そして2019年9月9日、ルーの退職と同時にキルスイッチが発動しました。
ルーが仕掛けたコードは、サーバーの処理能力を意図的に圧迫し、システムをクラッシュさせました。
世界中の数千人の従業員がシステムにログインできなくなり、業務が完全に停止する事態になりました。
「キルスイッチ」の発動で企業が窮地に!「内部からの攻撃」への対策が課題

ルー氏が残したプログラムは「IsDLEnabledinAD」と名付けられました。
これは、「Is Davis Lu enabled in Active Directory(デイビス・ルーはアクティブディレクトリで有効か?)」という言葉を略したものです。
このキルスイッチは、彼が会社を離れた瞬間に作動し、EatonのITインフラに大規模な影響を与えました。
さらにルーはキルスイッチだけでなく、「Hakai(日本語で破壊を意味する)」や「HunShui(中国語で昏睡を意味する)」といったプログラムを作成し、同僚のユーザープロファイルを削除したり、会社の暗号化データを消去したりしました。

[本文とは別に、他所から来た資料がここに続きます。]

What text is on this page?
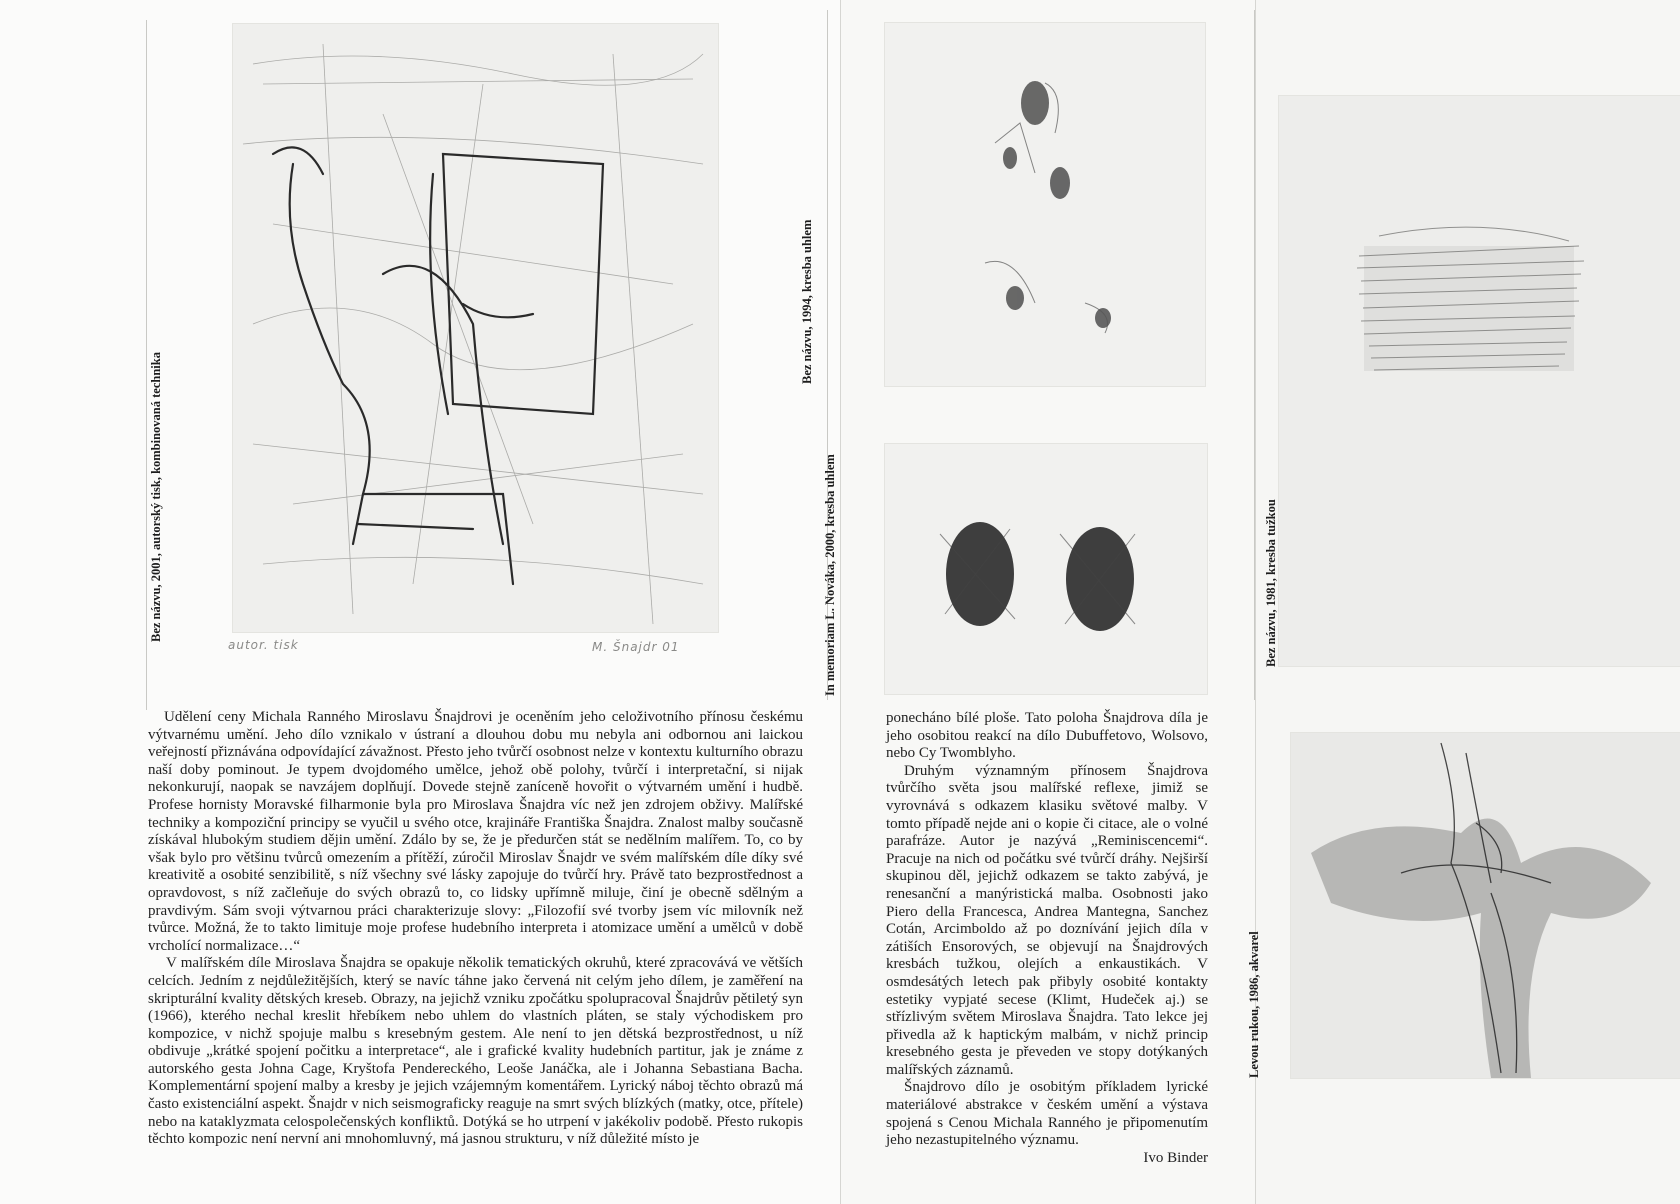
autor. tisk	M. Šnajdr 01
Bez názvu, 2001, autorský tisk, kombinovaná technika
Bez názvu, 1994, kresba uhlem
In memoriam L. Nováka, 2000, kresba uhlem	Bez názvu, 1981, kresba tužkou
Levou rukou, 1986, akvarel

Udělení ceny Michala Ranného Miroslavu Šnajdrovi je oceněním jeho celoživotního přínosu českému výtvarnému umění. Jeho dílo vznikalo v ústraní a dlouhou dobu mu nebyla ani odbornou ani laickou veřejností přiznávána odpovídající závažnost. Přesto jeho tvůrčí osobnost nelze v kontextu kulturního obrazu naší doby pominout. Je typem dvojdomého umělce, jehož obě polohy, tvůrčí i interpretační, si nijak nekonkurují, naopak se navzájem doplňují. Dovede stejně zaníceně hovořit o výtvarném umění i hudbě. Profese hornisty Moravské filharmonie byla pro Miroslava Šnajdra víc než jen zdrojem obživy. Malířské techniky a kompoziční principy se vyučil u svého otce, krajináře Františka Šnajdra. Znalost malby současně získával hlubokým studiem dějin umění. Zdálo by se, že je předurčen stát se nedělním malířem. To, co by však bylo pro většinu tvůrců omezením a přítěží, zúročil Miroslav Šnajdr ve svém malířském díle díky své kreativitě a osobité senzibilitě, s níž všechny své lásky zapojuje do tvůrčí hry. Právě tato bezprostřednost a opravdovost, s níž začleňuje do svých obrazů to, co lidsky upřímně miluje, činí je obecně sdělným a pravdivým. Sám svoji výtvarnou práci charakterizuje slovy: „Filozofií své tvorby jsem víc milovník než tvůrce. Možná, že to takto limituje moje profese hudebního interpreta i atomizace umění a umělců v době vrcholící normalizace…“

V malířském díle Miroslava Šnajdra se opakuje několik tematických okruhů, které zpracovává ve větších celcích. Jedním z nejdůležitějších, který se navíc táhne jako červená nit celým jeho dílem, je zaměření na skripturální kvality dětských kreseb. Obrazy, na jejichž vzniku zpočátku spolupracoval Šnajdrův pětiletý syn (1966), kterého nechal kreslit hřebíkem nebo uhlem do vlastních pláten, se staly východiskem pro kompozice, v nichž spojuje malbu s kresebným gestem. Ale není to jen dětská bezprostřednost, u níž obdivuje „krátké spojení počitku a interpretace“, ale i grafické kvality hudebních partitur, jak je známe z autorského gesta Johna Cage, Kryštofa Pendereckého, Leoše Janáčka, ale i Johanna Sebastiana Bacha. Komplementární spojení malby a kresby je jejich vzájemným komentářem. Lyrický náboj těchto obrazů má často existenciální aspekt. Šnajdr v nich seismograficky reaguje na smrt svých blízkých (matky, otce, přítele) nebo na kataklyzmata celospolečenských konfliktů. Dotýká se ho utrpení v jakékoliv podobě. Přesto rukopis těchto kompozic není nervní ani mnohomluvný, má jasnou strukturu, v níž důležité místo je

ponecháno bílé ploše. Tato poloha Šnajdrova díla je jeho osobitou reakcí na dílo Dubuffetovo, Wolsovo, nebo Cy Twomblyho.

Druhým významným přínosem Šnajdrova tvůrčího světa jsou malířské reflexe, jimiž se vyrovnává s odkazem klasiku světové malby. V tomto případě nejde ani o kopie či citace, ale o volné parafráze. Autor je nazývá „Reminiscencemi“. Pracuje na nich od počátku své tvůrčí dráhy. Nejširší skupinou děl, jejichž odkazem se takto zabývá, je renesanční a manýristická malba. Osobnosti jako Piero della Francesca, Andrea Mantegna, Sanchez Cotán, Arcimboldo až po doznívání jejich díla v zátiších Ensorových, se objevují na Šnajdrových kresbách tužkou, olejích a enkaustikách. V osmdesátých letech pak přibyly osobité kontakty estetiky vypjaté secese (Klimt, Hudeček aj.) se střízlivým světem Miroslava Šnajdra. Tato lekce jej přivedla až k haptickým malbám, v nichž princip kresebného gesta je převeden ve stopy dotýkaných malířských záznamů.

Šnajdrovo dílo je osobitým příkladem lyrické materiálové abstrakce v českém umění a výstava spojená s Cenou Michala Ranného je připomenutím jeho nezastupitelného významu.

Ivo Binder
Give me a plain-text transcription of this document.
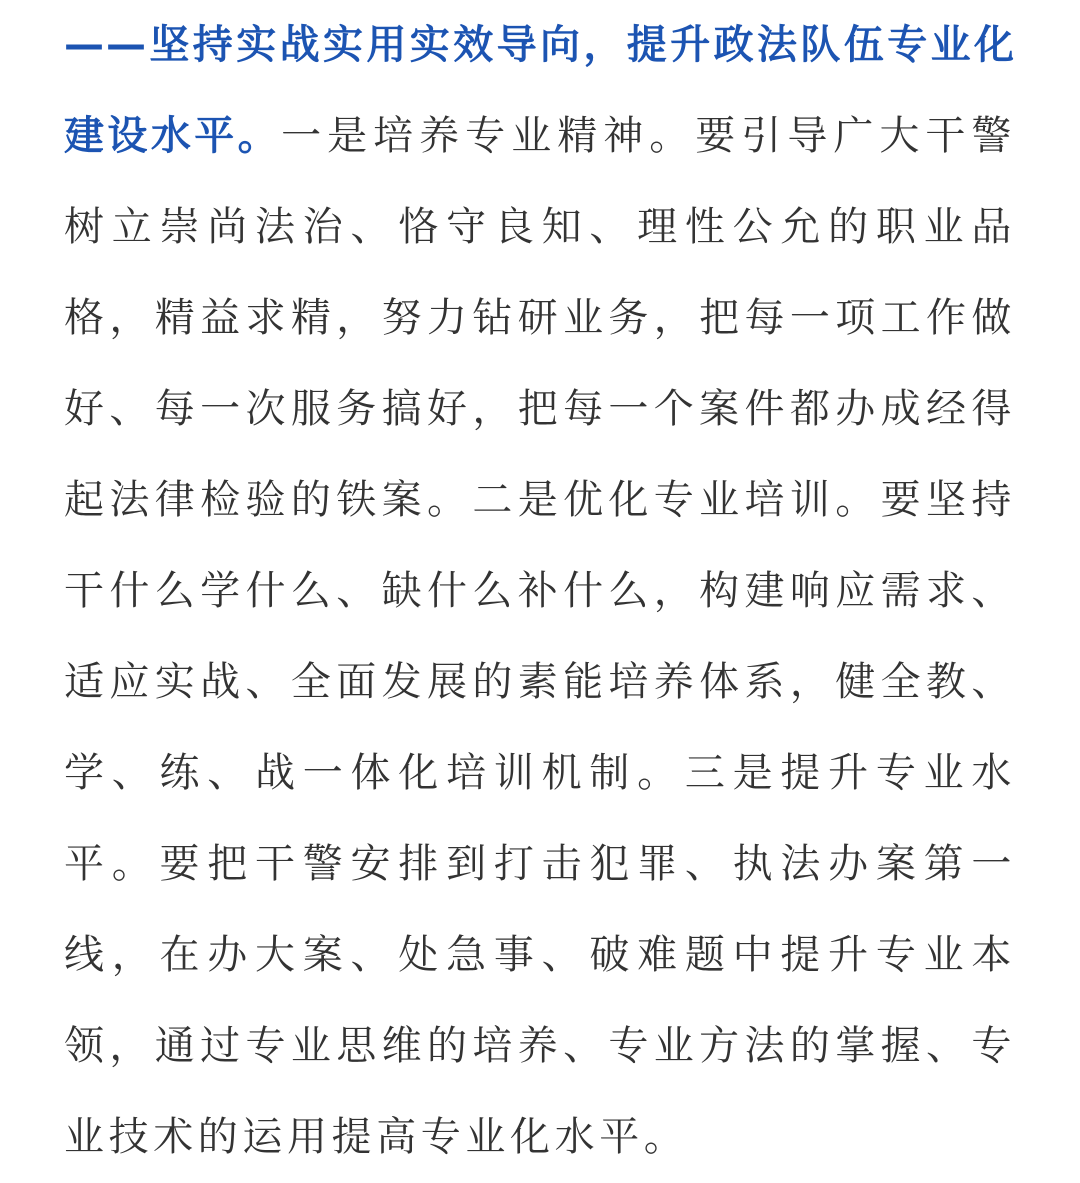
——坚持实战实用实效导向，提升政法队伍专业化建设水平。一是培养专业精神。要引导广大干警树立崇尚法治、恪守良知、理性公允的职业品格，精益求精，努力钻研业务，把每一项工作做好、每一次服务搞好，把每一个案件都办成经得起法律检验的铁案。二是优化专业培训。要坚持干什么学什么、缺什么补什么，构建响应需求、适应实战、全面发展的素能培养体系，健全教、学、练、战一体化培训机制。三是提升专业水平。要把干警安排到打击犯罪、执法办案第一线，在办大案、处急事、破难题中提升专业本领，通过专业思维的培养、专业方法的掌握、专业技术的运用提高专业化水平。
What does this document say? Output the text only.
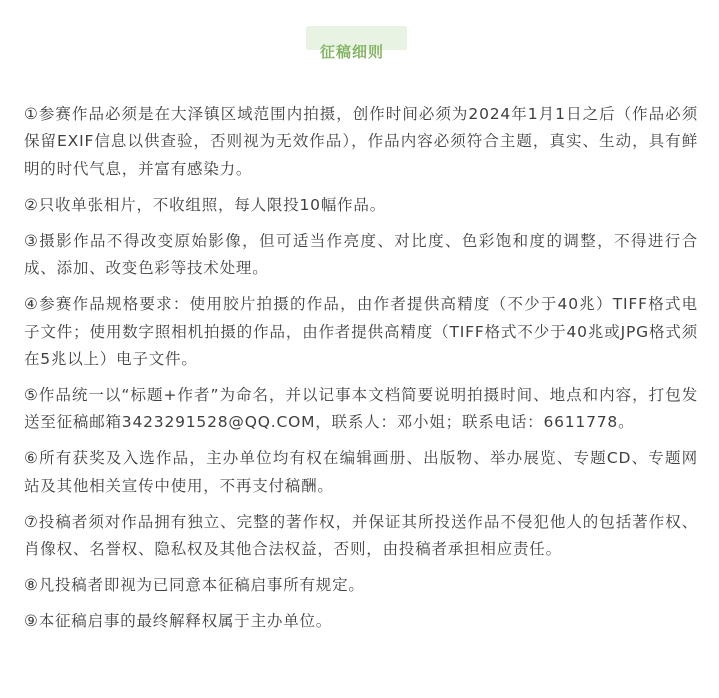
征稿细则

①参赛作品必须是在大泽镇区域范围内拍摄，创作时间必须为2024年1月1日之后（作品必须保留EXIF信息以供查验，否则视为无效作品），作品内容必须符合主题，真实、生动，具有鲜明的时代气息，并富有感染力。

②只收单张相片，不收组照，每人限投10幅作品。

③摄影作品不得改变原始影像，但可适当作亮度、对比度、色彩饱和度的调整，不得进行合成、添加、改变色彩等技术处理。

④参赛作品规格要求：使用胶片拍摄的作品，由作者提供高精度（不少于40兆）TIFF格式电子文件；使用数字照相机拍摄的作品，由作者提供高精度（TIFF格式不少于40兆或JPG格式须在5兆以上）电子文件。

⑤作品统一以“标题+作者”为命名，并以记事本文档简要说明拍摄时间、地点和内容，打包发送至征稿邮箱3423291528@QQ.COM，联系人：邓小姐；联系电话：6611778。

⑥所有获奖及入选作品，主办单位均有权在编辑画册、出版物、举办展览、专题CD、专题网站及其他相关宣传中使用，不再支付稿酬。

⑦投稿者须对作品拥有独立、完整的著作权，并保证其所投送作品不侵犯他人的包括著作权、肖像权、名誉权、隐私权及其他合法权益，否则，由投稿者承担相应责任。

⑧凡投稿者即视为已同意本征稿启事所有规定。

⑨本征稿启事的最终解释权属于主办单位。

事件後の調査では、ルー氏の使用した端末から、管理者権限の昇格やファイルの削除方法に関する検索履歴が見つかりました。
さらに、問題のプログラムは彼のユーザーIDを通じて実行されており、犯行の決定的な証拠となりました。
FBIの捜査官であるグレッグ・ネルセン氏は、「デイビス・ルーは自身の知識やスキルを悪用し、企業の事業運営を故意に妨害した」とコメントしています。

またEaton側は、この事件による被害額が数十万ドルに上ると主張しています。
そして2025年3月7日、クリーブランドの連邦地方裁判所は、ルー氏に対し、保護されたコンピューターに故意に損傷を与えた罪で有罪判決を下しました。